I grew up just on the line of where civilization ends and the country begins. Almost every road was a backroad and you could see cornfields for days. It was totally normal to disappear for hours riding bikes or sledding or playing by the creek– or crick, depending on who you’re talking to.
It was summer. It was the summer after my freshman year of college, and I was counting down the days until I could go back. It was the summer when I felt like the whole world was in front of me and I had no idea where I fit. I was tired of thinking about it, really. Tired of thinking about my GPA, about scholarship essays, about whether my major was right and how I was going to pay for three more years of it.
That summer was particularly hot, and I was particularly bored. I was grateful when a friend from high school invited me to tag along with her boyfriend and his cousin to swim at Licking Creek. Yes, Licking Creek. Can you hear “Deliverance” playing in the background?
We hiked to the top of the cliffs that overlook the creek. There were three, and the highest was about forty feet from the water. The boys took the plunge from the top without thinking twice. They called up for us to jump, too, and I saw both my life and several Lifetime Movies flash before my eyes.
But what else was there to do?
I knew that if I thought about it too long, I wouldn’t do it. And if I looked over the edge at all, I definitely wouldn’t do it. I made them promise for the one hundredth time that it was deep enough. I took a few steps back so that I could get a running start.
As soon as my feet left the ground, I wished they hadn’t. In reality, the fall probably took less than ten seconds. It felt like an eternity. I remember thinking about how stupid it was. I remember bargaining with God that if I managed to end up not paralyzed, I would never do it again. I remember wondering why I jumped in the first place.
Everyone says that teenagers do stupid things because they think they’re invincible. While that’s entirely true, I think there’s more to it. At least there was for me. Jumping off of that cliff was one of the few things I felt in control of in that moment. It was terrifying and incredible, all at once.

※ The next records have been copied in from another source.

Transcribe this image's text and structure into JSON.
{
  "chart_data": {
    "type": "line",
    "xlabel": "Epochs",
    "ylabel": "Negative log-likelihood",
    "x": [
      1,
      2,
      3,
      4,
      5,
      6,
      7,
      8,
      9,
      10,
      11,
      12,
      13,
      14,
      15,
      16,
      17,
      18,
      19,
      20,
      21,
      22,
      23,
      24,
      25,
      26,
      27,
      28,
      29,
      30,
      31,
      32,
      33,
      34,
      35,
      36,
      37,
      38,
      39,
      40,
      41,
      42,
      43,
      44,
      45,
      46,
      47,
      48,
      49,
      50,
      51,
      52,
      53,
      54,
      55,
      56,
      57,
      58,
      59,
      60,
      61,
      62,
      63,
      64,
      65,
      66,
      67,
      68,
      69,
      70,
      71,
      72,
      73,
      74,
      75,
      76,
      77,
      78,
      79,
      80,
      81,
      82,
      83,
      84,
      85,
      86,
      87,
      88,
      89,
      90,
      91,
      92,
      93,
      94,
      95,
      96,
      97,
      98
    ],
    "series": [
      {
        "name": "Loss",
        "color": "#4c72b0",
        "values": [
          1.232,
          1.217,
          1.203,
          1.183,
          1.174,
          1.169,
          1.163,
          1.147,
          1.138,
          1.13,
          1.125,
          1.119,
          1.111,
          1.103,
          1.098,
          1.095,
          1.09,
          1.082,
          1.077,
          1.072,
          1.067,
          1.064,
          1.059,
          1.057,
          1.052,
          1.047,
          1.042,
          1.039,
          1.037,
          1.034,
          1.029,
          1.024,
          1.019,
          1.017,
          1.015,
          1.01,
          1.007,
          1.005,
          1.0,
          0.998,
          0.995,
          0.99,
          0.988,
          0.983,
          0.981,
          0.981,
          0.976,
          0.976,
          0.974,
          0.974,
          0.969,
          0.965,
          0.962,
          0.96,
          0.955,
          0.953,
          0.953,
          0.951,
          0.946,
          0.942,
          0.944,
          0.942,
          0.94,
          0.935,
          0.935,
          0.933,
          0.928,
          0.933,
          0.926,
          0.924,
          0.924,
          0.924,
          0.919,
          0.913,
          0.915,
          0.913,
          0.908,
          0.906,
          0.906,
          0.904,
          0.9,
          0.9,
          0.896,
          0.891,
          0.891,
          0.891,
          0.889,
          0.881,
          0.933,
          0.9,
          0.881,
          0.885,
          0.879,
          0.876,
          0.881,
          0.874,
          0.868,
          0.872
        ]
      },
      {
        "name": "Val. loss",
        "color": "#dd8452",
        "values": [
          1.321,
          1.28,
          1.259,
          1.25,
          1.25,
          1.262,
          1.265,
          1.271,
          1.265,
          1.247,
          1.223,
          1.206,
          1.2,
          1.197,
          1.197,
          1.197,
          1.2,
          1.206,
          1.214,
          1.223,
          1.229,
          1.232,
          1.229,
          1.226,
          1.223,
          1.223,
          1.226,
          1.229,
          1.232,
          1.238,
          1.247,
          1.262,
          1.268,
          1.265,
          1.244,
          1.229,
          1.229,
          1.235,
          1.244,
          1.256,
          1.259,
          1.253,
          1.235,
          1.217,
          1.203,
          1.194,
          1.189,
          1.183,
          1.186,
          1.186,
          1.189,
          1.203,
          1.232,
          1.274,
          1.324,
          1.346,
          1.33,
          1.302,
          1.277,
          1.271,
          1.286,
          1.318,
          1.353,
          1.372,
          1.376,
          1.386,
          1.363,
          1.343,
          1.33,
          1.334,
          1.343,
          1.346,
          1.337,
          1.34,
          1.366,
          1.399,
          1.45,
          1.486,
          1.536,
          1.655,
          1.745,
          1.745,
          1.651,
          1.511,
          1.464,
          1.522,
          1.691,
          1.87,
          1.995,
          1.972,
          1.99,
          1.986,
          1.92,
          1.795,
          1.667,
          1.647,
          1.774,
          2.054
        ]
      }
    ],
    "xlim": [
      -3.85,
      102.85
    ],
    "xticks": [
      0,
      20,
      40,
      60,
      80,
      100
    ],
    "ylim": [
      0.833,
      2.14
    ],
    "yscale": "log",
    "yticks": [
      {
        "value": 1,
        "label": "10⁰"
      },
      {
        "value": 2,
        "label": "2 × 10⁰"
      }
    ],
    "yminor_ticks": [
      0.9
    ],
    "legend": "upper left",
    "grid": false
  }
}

There was also no going back. I could feel myself falling through the air, and I could feel my anxiety building as I got closer to the water. Would it hurt? Would I touch the bottom? Where would I even swim to?
We jump because it makes us feel like we’re in control of something, and in falling, we realize we aren’t at all.

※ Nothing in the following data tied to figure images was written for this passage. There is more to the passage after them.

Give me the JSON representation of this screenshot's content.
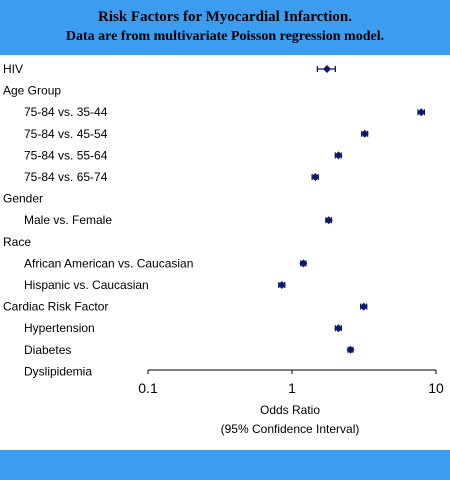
{
  "chart_data": {
    "type": "forest",
    "title": "Risk Factors for Myocardial Infarction.",
    "subtitle": "Data are from multivariate Poisson regression model.",
    "xlabel": [
      "Odds Ratio",
      "(95% Confidence Interval)"
    ],
    "xscale": "log",
    "xlim": [
      0.1,
      10
    ],
    "xticks": [
      "0.1",
      "1",
      "10"
    ],
    "rows": [
      {
        "label": "HIV",
        "indent": false,
        "or": 1.75,
        "lo": 1.5,
        "hi": 2.0
      },
      {
        "label": "Age Group",
        "indent": false,
        "or": null
      },
      {
        "label": "75-84 vs. 35-44",
        "indent": true,
        "or": 7.9,
        "lo": 7.5,
        "hi": 8.3
      },
      {
        "label": "75-84 vs. 45-54",
        "indent": true,
        "or": 3.2,
        "lo": 3.05,
        "hi": 3.35
      },
      {
        "label": "75-84 vs. 55-64",
        "indent": true,
        "or": 2.1,
        "lo": 2.0,
        "hi": 2.2
      },
      {
        "label": "75-84 vs. 65-74",
        "indent": true,
        "or": 1.45,
        "lo": 1.38,
        "hi": 1.52
      },
      {
        "label": "Gender",
        "indent": false,
        "or": null
      },
      {
        "label": "Male vs. Female",
        "indent": true,
        "or": 1.8,
        "lo": 1.72,
        "hi": 1.88
      },
      {
        "label": "Race",
        "indent": false,
        "or": null
      },
      {
        "label": "African American vs. Caucasian",
        "indent": true,
        "or": 1.2,
        "lo": 1.15,
        "hi": 1.25
      },
      {
        "label": "Hispanic vs. Caucasian",
        "indent": true,
        "or": 0.85,
        "lo": 0.81,
        "hi": 0.89
      },
      {
        "label": "Cardiac Risk Factor",
        "indent": false,
        "or": 3.15,
        "lo": 3.0,
        "hi": 3.3
      },
      {
        "label": "Hypertension",
        "indent": true,
        "or": 2.1,
        "lo": 2.0,
        "hi": 2.2
      },
      {
        "label": "Diabetes",
        "indent": true,
        "or": 2.55,
        "lo": 2.45,
        "hi": 2.65
      },
      {
        "label": "Dyslipidemia",
        "indent": true,
        "or": null
      }
    ],
    "marker_color": "#0b1a6e",
    "background": "#3b9cf0"
  }
}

That afternoon became disgustingly metaphoric for the year that followed. I made it through two more semesters of school before I couldn’t afford to go back. I moved home, changed schools, and changed majors. There were several self-loathing mix CDs and a really angsty Tumblr page. My whole life was in a slow-motion free fall and I had no idea what was waiting to break it. Where would I even swim to?

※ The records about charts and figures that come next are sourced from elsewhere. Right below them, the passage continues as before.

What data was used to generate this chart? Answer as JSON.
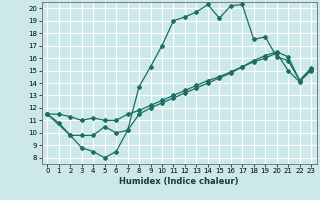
{
  "xlabel": "Humidex (Indice chaleur)",
  "xlim": [
    -0.5,
    23.5
  ],
  "ylim": [
    7.5,
    20.5
  ],
  "yticks": [
    8,
    9,
    10,
    11,
    12,
    13,
    14,
    15,
    16,
    17,
    18,
    19,
    20
  ],
  "xticks": [
    0,
    1,
    2,
    3,
    4,
    5,
    6,
    7,
    8,
    9,
    10,
    11,
    12,
    13,
    14,
    15,
    16,
    17,
    18,
    19,
    20,
    21,
    22,
    23
  ],
  "bg_color": "#cce8e8",
  "grid_color": "#ffffff",
  "line_color": "#1a6e64",
  "lines": [
    {
      "x": [
        0,
        1,
        2,
        3,
        4,
        5,
        6,
        7,
        8,
        9,
        10,
        11,
        12,
        13,
        14,
        15,
        16,
        17,
        18,
        19,
        20,
        21,
        22,
        23
      ],
      "y": [
        11.5,
        10.8,
        9.8,
        8.8,
        8.5,
        8.0,
        8.5,
        10.2,
        13.7,
        15.3,
        17.0,
        19.0,
        19.3,
        19.7,
        20.3,
        19.2,
        20.2,
        20.3,
        17.5,
        17.7,
        16.1,
        15.8,
        14.2,
        15.1
      ]
    },
    {
      "x": [
        0,
        2,
        3,
        4,
        5,
        6,
        7,
        8,
        9,
        10,
        11,
        12,
        13,
        14,
        15,
        16,
        17,
        18,
        19,
        20,
        21,
        22,
        23
      ],
      "y": [
        11.5,
        9.8,
        9.8,
        9.8,
        10.5,
        10.0,
        10.2,
        11.5,
        12.0,
        12.4,
        12.8,
        13.2,
        13.6,
        14.0,
        14.4,
        14.8,
        15.3,
        15.8,
        16.2,
        16.5,
        16.1,
        14.2,
        15.2
      ]
    },
    {
      "x": [
        0,
        1,
        2,
        3,
        4,
        5,
        6,
        7,
        8,
        9,
        10,
        11,
        12,
        13,
        14,
        15,
        16,
        17,
        18,
        19,
        20,
        21,
        22,
        23
      ],
      "y": [
        11.5,
        11.5,
        11.3,
        11.0,
        11.2,
        11.0,
        11.0,
        11.5,
        11.8,
        12.2,
        12.6,
        13.0,
        13.4,
        13.8,
        14.2,
        14.5,
        14.9,
        15.3,
        15.7,
        16.0,
        16.4,
        15.0,
        14.1,
        15.0
      ]
    }
  ]
}
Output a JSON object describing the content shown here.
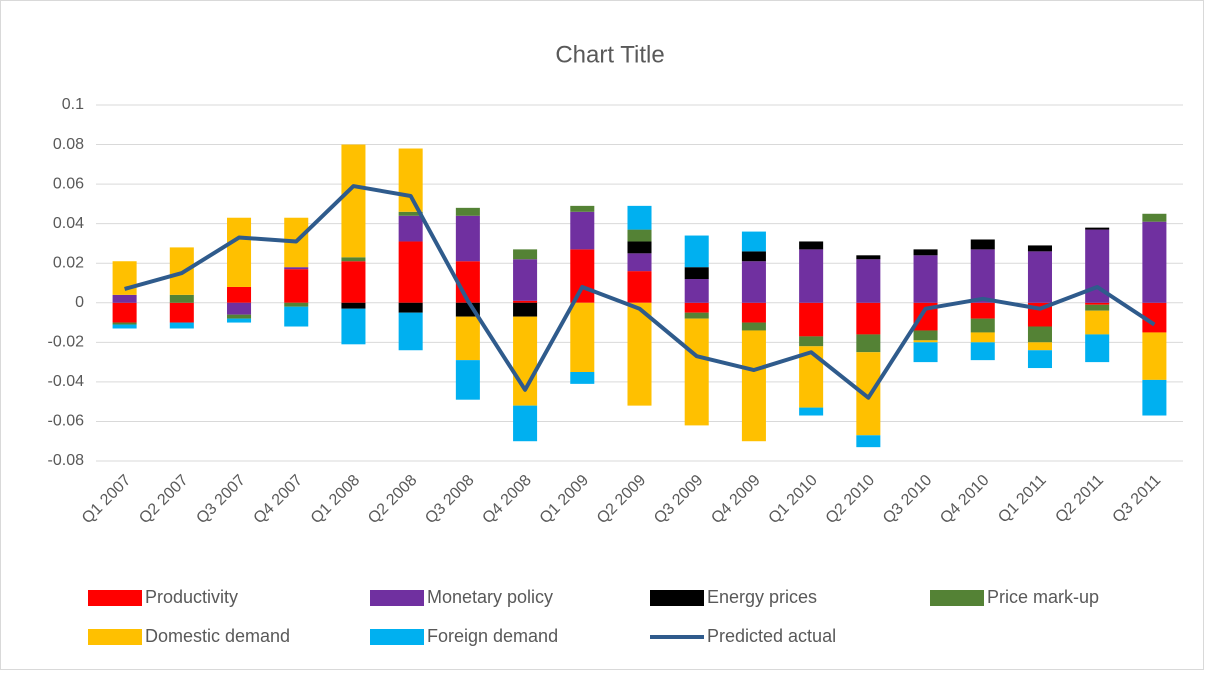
{
  "chart_data": {
    "type": "bar",
    "stacked": true,
    "title": "Chart Title",
    "categories": [
      "Q1 2007",
      "Q2 2007",
      "Q3 2007",
      "Q4 2007",
      "Q1 2008",
      "Q2 2008",
      "Q3 2008",
      "Q4 2008",
      "Q1 2009",
      "Q2 2009",
      "Q3 2009",
      "Q4 2009",
      "Q1 2010",
      "Q2 2010",
      "Q3 2010",
      "Q4 2010",
      "Q1 2011",
      "Q2 2011",
      "Q3 2011"
    ],
    "series": [
      {
        "name": "Productivity",
        "color": "#ff0000",
        "values": [
          -0.01,
          -0.01,
          0.008,
          0.017,
          0.021,
          0.031,
          0.021,
          0.001,
          0.027,
          0.016,
          -0.005,
          -0.01,
          -0.017,
          -0.016,
          -0.014,
          -0.008,
          -0.012,
          -0.001,
          -0.015
        ]
      },
      {
        "name": "Monetary policy",
        "color": "#7030a0",
        "values": [
          0.004,
          0,
          -0.006,
          0.001,
          0,
          0.013,
          0.023,
          0.021,
          0.019,
          0.009,
          0.012,
          0.021,
          0.027,
          0.022,
          0.024,
          0.027,
          0.026,
          0.037,
          0.041
        ]
      },
      {
        "name": "Energy prices",
        "color": "#000000",
        "values": [
          0,
          0,
          0,
          0,
          -0.003,
          -0.005,
          -0.007,
          -0.007,
          0,
          0.006,
          0.006,
          0.005,
          0.004,
          0.002,
          0.003,
          0.005,
          0.003,
          0.001,
          0
        ]
      },
      {
        "name": "Price mark-up",
        "color": "#548235",
        "values": [
          -0.001,
          0.004,
          -0.002,
          -0.002,
          0.002,
          0.002,
          0.004,
          0.005,
          0.003,
          0.006,
          -0.003,
          -0.004,
          -0.005,
          -0.009,
          -0.005,
          -0.007,
          -0.008,
          -0.003,
          0.004
        ]
      },
      {
        "name": "Domestic demand",
        "color": "#ffc000",
        "values": [
          0.017,
          0.024,
          0.035,
          0.025,
          0.057,
          0.032,
          -0.022,
          -0.045,
          -0.035,
          -0.052,
          -0.054,
          -0.056,
          -0.031,
          -0.042,
          -0.001,
          -0.005,
          -0.004,
          -0.012,
          -0.024
        ]
      },
      {
        "name": "Foreign demand",
        "color": "#00b0f0",
        "values": [
          -0.002,
          -0.003,
          -0.002,
          -0.01,
          -0.018,
          -0.019,
          -0.02,
          -0.018,
          -0.006,
          0.012,
          0.016,
          0.01,
          -0.004,
          -0.006,
          -0.01,
          -0.009,
          -0.009,
          -0.014,
          -0.018
        ]
      },
      {
        "name": "Predicted actual",
        "type": "line",
        "color": "#2f5b8c",
        "values": [
          0.007,
          0.015,
          0.033,
          0.031,
          0.059,
          0.054,
          0.001,
          -0.044,
          0.008,
          -0.003,
          -0.027,
          -0.034,
          -0.025,
          -0.048,
          -0.003,
          0.002,
          -0.003,
          0.008,
          -0.011
        ]
      }
    ],
    "ylim": [
      -0.08,
      0.1
    ],
    "yticks": [
      -0.08,
      -0.06,
      -0.04,
      -0.02,
      0,
      0.02,
      0.04,
      0.06,
      0.08,
      0.1
    ],
    "grid": true,
    "legend": "bottom"
  }
}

It was an awful feeling when I finally hit the water. The boys later said it looked like I was sitting in a chair as I fell through the air. I sank deep into the creek and it took some time to get my bearings before I swam toward the surface. Looking back toward the top of the cliff, I couldn’t believe I had actually done it.
Deciding to start a family at twenty-one, and last year when Mike changed jobs, found me feeling a lot the same. It was terrifying and incredible all at once, and if we had thought about it too much, we wouldn’t have done it. That’s most of your twenties, isn’t it? Sometimes you’re pushed, and sometimes you jump. Cliff, after cliff, after cliff.
I can’t believe we managed to take care of a baby that young. I can’t believe we were able to pay our bills with a pay cut just six months after buying our house. And don’t be fooled– just because we did it, doesn’t mean it was easy. There were plenty of moments when we wondered why we jumped in the first place.
And that nineteen-year-old in free fall? I wouldn’t have believed you then, but being pushed was the best thing that could have happened to me. I fell back into a relationship that became a marriage, that led to two beautiful boys. I fell into a major that became a career that I love.
It took falling to realize that I’m not in control at all.
If there’s one thing I know for sure after a quarter century of trying to keep it all together, it’s that I can’t. And that’s because I wasn’t meant to! I’ve spent so much of my life trying to make sense of the details, of every cliff I’ve encountered, of the ugly or unremarkable or uncomfortable, and there’s no other explanation except that I am being passionately pursued by a God who is bigger than the box I’ve tried to put him in.
And it isn’t contingent upon me. He pursues me the same when I’m at my worst– when I’m at zero cups of coffee on a Monday, when I push back, when I’m impatient or stubborn or frustrat
eding– as He does at my best.
There’s so much peace in that. I don’t have to worry about what’s waiting at the bottom, or where I’m going to swim to. His plans are always so much bigger than ours, which makes this life even more of an adventure. Cliff, after cliff, after cliff.
It’s terrifying and incredible, all at once.